Los operativos se realizaron en dos importantes puntos de la región: el municipio de Timbiquí y el de Guapi, ubicados en el Pacífico caucano. En Timbiquí, específicamente en las zonas de El Charco y Vista Hermosa, las fuerzas armadas destruyeron dos laboratorios artesanales que, según informes, contenían una amplia cantidad de insumos líquidos y sólidos para la fabricación de cocaína, así como una significativa cantidad de hoja de coca. En total, se incautaron 600 galones de gasolina procesada, 90 galones de ACPM (aceite diésel), 150 galones de base de coca y 750 kilogramos de cemento, que se utilizaban en la producción de la droga.
El segundo hallazgo se produjo en el sector de Sansón, en Guapi, donde fue localizado un tercer laboratorio que contenía 130 galones de gasolina procesada, además de 150 kilogramos de cal, cemento y nitrato de amonio, elementos utilizados en el procesamiento de la droga. En este laboratorio también se incautaron 625 kilogramos de hoja de coca, así como maquinaria y materiales necesarios para la elaboración de sustancias ilícitas.

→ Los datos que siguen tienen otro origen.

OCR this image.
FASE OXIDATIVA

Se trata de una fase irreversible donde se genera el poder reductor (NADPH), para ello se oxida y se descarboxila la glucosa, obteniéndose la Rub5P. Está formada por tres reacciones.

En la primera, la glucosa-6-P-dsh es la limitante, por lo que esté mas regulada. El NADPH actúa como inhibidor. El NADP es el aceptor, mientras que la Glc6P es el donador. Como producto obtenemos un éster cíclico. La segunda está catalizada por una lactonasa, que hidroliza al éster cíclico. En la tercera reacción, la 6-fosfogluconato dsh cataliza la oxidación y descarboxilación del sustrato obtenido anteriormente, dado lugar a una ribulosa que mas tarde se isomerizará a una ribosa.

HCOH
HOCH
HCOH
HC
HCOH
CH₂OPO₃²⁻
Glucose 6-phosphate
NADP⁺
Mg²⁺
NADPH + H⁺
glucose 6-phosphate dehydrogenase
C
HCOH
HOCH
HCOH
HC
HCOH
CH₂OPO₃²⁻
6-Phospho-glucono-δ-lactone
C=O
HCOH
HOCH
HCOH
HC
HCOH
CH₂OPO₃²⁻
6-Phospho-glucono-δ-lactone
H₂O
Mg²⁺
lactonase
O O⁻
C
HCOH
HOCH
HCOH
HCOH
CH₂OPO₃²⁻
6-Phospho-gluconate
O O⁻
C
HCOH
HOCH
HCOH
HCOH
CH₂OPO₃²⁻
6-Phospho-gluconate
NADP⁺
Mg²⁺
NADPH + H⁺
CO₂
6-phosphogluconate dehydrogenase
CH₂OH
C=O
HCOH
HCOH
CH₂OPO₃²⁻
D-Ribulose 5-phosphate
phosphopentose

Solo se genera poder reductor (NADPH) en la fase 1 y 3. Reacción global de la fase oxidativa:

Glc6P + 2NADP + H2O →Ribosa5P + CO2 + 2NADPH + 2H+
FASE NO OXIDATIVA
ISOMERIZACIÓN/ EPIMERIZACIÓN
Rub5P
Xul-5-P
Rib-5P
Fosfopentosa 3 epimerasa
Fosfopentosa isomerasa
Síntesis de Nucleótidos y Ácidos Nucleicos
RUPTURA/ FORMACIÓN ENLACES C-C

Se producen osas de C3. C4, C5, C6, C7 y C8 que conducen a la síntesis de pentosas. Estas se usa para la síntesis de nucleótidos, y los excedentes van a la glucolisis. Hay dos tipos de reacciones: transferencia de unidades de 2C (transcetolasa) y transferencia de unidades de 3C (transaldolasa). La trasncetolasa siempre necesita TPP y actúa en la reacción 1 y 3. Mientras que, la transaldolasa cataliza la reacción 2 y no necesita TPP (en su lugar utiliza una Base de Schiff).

Estos laboratorios, según fuentes militares, pertenecerían al Grupo Armado Organizado Residual (GAOr) E30 “Rafael Aguilera”, una estructura criminal que opera en la región del Pacífico caucano y se dedica principalmente a la producción y comercialización de cocaína. Esta organización, que sigue representando una amenaza significativa para la estabilidad de las comunidades locales, continúa siendo uno de los principales actores del narcotráfico en el país.
El material incautado fue destruido de manera controlada en el lugar, siguiendo los protocolos establecidos por las autoridades, lo que evita el riesgo de que dichos insumos sean utilizados nuevamente en la fabricación de estupefacientes.